When a user then asks a question that your video addresses, the AI system matches the query to indexed content. Pages with structured data that clearly describe their content are far more likely to surface as relevant sources. The citation mechanism varies by platform: Perplexity lists sources directly; ChatGPT with browsing enabled cites URLs; Gemini attributes sources in its responses.
All of these systems benefit from the same thing: a clear, text-rich, well-structured page that tells them exactly what the content is about. VideoObject schema is the primary tool for achieving that with video content.
At FlinnSchema, we work with e-commerce and content brands to implement exactly this kind of structured data at scale, including VideoObject, HowTo, and a range of other schema types that directly improve AI search visibility. If you want to see how your current video pages are performing, our free AI visibility audit is a good place to start.
Frequently Asked Questions
Does VideoObject schema help with Google as well as AI search?
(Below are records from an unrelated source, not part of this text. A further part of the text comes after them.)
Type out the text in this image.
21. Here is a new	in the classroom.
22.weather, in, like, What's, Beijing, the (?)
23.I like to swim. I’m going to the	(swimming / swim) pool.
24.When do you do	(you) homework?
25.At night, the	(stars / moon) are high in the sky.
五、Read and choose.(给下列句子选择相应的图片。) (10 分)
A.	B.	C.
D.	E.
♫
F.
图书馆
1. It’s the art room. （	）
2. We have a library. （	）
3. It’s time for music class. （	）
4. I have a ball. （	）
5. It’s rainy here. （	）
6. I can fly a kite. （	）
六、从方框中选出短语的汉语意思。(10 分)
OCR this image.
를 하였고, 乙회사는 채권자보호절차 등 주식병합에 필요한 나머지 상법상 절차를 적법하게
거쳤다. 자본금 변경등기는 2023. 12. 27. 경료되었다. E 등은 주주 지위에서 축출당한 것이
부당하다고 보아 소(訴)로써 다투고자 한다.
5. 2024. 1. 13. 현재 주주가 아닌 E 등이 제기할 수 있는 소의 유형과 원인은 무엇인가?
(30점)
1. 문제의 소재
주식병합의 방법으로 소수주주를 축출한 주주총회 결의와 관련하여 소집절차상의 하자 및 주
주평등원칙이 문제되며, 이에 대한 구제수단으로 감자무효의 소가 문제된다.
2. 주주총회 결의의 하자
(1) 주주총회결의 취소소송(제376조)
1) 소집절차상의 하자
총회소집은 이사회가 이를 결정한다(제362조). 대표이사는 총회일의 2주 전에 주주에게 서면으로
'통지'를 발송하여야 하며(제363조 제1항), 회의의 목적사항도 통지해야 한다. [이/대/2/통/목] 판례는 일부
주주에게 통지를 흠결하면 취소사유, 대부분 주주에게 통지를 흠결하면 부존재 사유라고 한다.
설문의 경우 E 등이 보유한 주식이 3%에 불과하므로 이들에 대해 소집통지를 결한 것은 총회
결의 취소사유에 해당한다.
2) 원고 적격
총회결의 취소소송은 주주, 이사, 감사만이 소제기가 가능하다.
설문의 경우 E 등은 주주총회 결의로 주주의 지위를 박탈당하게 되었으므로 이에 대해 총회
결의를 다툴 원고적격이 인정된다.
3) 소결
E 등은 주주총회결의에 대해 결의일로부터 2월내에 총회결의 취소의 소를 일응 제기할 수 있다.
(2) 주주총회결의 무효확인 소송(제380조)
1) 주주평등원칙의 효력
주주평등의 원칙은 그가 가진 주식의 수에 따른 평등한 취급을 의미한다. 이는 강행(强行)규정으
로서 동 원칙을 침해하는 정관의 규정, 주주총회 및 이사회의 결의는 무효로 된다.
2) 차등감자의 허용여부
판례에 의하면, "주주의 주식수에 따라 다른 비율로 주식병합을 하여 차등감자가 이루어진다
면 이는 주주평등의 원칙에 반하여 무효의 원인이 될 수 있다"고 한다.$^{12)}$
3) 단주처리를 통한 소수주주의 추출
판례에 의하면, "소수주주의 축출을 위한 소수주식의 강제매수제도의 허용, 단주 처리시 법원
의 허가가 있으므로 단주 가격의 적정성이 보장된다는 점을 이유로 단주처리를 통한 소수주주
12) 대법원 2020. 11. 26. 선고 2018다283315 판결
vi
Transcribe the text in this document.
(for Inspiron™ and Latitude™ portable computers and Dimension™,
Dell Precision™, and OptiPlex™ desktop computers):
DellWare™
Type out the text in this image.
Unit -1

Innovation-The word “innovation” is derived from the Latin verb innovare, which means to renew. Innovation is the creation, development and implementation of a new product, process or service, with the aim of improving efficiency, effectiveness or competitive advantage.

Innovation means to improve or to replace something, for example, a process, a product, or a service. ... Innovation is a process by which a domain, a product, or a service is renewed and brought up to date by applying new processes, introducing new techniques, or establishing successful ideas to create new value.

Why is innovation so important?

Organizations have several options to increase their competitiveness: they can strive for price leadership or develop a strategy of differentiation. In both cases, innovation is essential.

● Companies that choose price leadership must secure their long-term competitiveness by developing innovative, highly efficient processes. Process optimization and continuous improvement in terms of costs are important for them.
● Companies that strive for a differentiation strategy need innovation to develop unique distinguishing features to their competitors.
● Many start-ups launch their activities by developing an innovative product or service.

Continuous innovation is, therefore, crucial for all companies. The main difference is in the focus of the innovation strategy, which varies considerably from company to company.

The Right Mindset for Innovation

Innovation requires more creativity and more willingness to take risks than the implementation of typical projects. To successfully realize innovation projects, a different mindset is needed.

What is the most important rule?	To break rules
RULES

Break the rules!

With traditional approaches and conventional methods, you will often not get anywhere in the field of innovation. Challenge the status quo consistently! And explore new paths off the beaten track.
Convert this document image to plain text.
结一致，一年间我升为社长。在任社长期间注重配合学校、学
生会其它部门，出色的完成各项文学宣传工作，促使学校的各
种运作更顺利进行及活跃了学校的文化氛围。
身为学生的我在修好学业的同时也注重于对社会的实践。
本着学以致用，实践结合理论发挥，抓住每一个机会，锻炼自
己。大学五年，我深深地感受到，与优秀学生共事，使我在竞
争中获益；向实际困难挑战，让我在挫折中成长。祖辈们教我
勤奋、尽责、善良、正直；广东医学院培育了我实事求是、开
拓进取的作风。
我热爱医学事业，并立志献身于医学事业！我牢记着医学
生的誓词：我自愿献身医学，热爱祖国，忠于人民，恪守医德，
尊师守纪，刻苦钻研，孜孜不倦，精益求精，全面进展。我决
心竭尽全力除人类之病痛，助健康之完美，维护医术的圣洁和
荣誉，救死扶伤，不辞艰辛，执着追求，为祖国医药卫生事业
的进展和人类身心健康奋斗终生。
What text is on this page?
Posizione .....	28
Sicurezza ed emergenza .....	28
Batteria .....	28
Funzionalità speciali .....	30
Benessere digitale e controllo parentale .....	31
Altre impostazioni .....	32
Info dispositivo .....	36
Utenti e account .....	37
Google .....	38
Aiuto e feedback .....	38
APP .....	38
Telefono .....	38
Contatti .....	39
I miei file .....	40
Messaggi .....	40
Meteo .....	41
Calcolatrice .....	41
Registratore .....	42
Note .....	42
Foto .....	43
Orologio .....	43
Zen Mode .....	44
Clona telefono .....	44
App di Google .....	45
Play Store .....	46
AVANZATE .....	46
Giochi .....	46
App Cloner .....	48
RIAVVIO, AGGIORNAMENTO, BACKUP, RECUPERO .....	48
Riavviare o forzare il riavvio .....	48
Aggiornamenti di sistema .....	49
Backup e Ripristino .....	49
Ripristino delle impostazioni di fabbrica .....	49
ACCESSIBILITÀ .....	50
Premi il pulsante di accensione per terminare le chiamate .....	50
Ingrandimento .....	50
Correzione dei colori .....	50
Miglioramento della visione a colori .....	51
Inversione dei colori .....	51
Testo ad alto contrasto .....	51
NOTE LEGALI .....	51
Yes. Google uses VideoObject schema to power video rich results in standard search, including the video carousel and key moments features. Implementing it properly gives you a double benefit: better visibility in traditional search results and a stronger signal for AI search engines. The transcript field is less prominent in Google's official documentation, but the core fields (name, description, thumbnailUrl, uploadDate) are well-documented and actively used.
Do I need to host the video on my own site for VideoObject schema to work?
No. You can embed a YouTube or Vimeo video and still implement VideoObject schema on your own page. Use the embedUrl field to point to the YouTube embed URL, and the contentUrl field to point to the YouTube watch URL or your own hosted file if you have one. The schema lives on your page, not on the video hosting platform.
How long should the transcript be in the schema markup?
As long as it needs to be. There is no upper limit on the transcript field. A full verbatim transcript is ideal, but even a detailed partial transcript covering the key points is far better than nothing. If your video is under ten minutes, aim for a complete transcript. For longer videos, cover at least the first half and the key sections that answer specific questions.
Can I use VideoObject schema on a page that has multiple videos?
Yes, but each video needs its own VideoObject block. Use an array of VideoObject entries in your JSON-LD, or implement separate script blocks for each. Avoid trying to describe multiple videos in a single VideoObject instance - that creates ambiguity and reduces the usefulness of the markup for AI systems trying to match specific content to specific queries.